If your model memorizes your dataset, you’ve failed. Augmentation teaches it to imagine.


Why This Chapter Matters

Most real-world datasets are:

  • Small

  • Biased

  • Repetitive

Without augmentation, your CNN learns to memorize patterns instead of generalizing. That’s why data augmentation is not just a “nice to have”—it’s a core strategy to help models perform better on unseen data.

In this chapter, we go beyond the basics:

  • You’ll learn classic augmentations like random crop, flip, and jitter

  • Then expand into modern techniques like Cutout, Mixup, and CutMix

  • And you’ll implement these in both PyTorch and TensorFlow, with visualization


Conceptual Breakdown

🔹 What is Data Augmentation?

Augmentation is the process of applying random transformations to training images on the fly—so the model sees a new version of each image every epoch.

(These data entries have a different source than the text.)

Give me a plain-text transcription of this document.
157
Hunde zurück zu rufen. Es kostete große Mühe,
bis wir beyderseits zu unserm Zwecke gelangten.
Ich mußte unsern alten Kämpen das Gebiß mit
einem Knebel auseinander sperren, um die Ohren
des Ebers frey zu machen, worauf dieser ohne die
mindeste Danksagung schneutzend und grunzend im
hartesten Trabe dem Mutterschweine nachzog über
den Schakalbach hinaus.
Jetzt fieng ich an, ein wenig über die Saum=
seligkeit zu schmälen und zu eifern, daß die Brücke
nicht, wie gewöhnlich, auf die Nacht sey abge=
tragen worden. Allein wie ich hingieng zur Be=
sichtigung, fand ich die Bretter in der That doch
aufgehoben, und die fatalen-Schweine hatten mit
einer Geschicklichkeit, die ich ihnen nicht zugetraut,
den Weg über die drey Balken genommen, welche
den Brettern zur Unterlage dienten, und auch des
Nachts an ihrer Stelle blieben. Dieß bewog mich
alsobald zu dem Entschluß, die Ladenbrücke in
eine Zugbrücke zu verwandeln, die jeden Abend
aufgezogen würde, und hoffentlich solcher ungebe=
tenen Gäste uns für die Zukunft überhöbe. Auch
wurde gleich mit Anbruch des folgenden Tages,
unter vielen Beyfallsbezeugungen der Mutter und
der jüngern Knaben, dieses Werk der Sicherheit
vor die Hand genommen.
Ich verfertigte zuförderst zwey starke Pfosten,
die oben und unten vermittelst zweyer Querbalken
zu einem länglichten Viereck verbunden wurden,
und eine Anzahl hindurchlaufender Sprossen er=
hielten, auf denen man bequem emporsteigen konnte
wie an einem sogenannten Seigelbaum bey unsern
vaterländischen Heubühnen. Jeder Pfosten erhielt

It’s only used during training, never during validation or inference.


🔹 Classic Augmentations

Augmentation Effect
RandomCrop Focus on subregions, simulate framing variation
HorizontalFlip Simulate left-right symmetry
ColorJitter Adjust brightness, contrast, saturation, hue
Rotation Handle orientation bias
Gaussian Blur Simulate camera focus variation

🔹 Advanced Augmentations

Technique Description
Cutout Randomly removes a square region (forces model to focus elsewhere)
Mixup Blends two images and their labels linearly
CutMix Combines patches from different images (and labels)

🔹 Why They Work

  • Cutout teaches robustness to occlusion

  • Mixup teaches interpolation between classes

  • CutMix teaches spatial composition and label smoothing

📌 These augmentations improve generalization, reduce overfitting, and even improve model calibration.


PyTorch Implementation

🔸 Classic Augmentations

from torchvision import transforms

train_transform = transforms.Compose([
    transforms.Resize((256, 256)),
    transforms.RandomCrop(224),
    transforms.RandomHorizontalFlip(),
    transforms.ColorJitter(brightness=0.2, contrast=0.2),
    transforms.ToTensor(),
    transforms.Normalize([0.485, 0.456, 0.406],
                         [0.229, 0.224, 0.225])
])

🔸 Cutout (Custom)

import torch
import numpy as np
import torchvision.transforms.functional as F

class Cutout(object):
    def __init__(self, size=50):
        self.size = size

    def __call__(self, img):
        c, h, w = img.shape
        y = np.random.randint(h)
        x = np.random.randint(w)

        y1 = np.clip(y - self.size // 2, 0, h)
        y2 = np.clip(y + self.size // 2, 0, h)
        x1 = np.clip(x - self.size // 2, 0, w)
        x2 = np.clip(x + self.size // 2, 0, w)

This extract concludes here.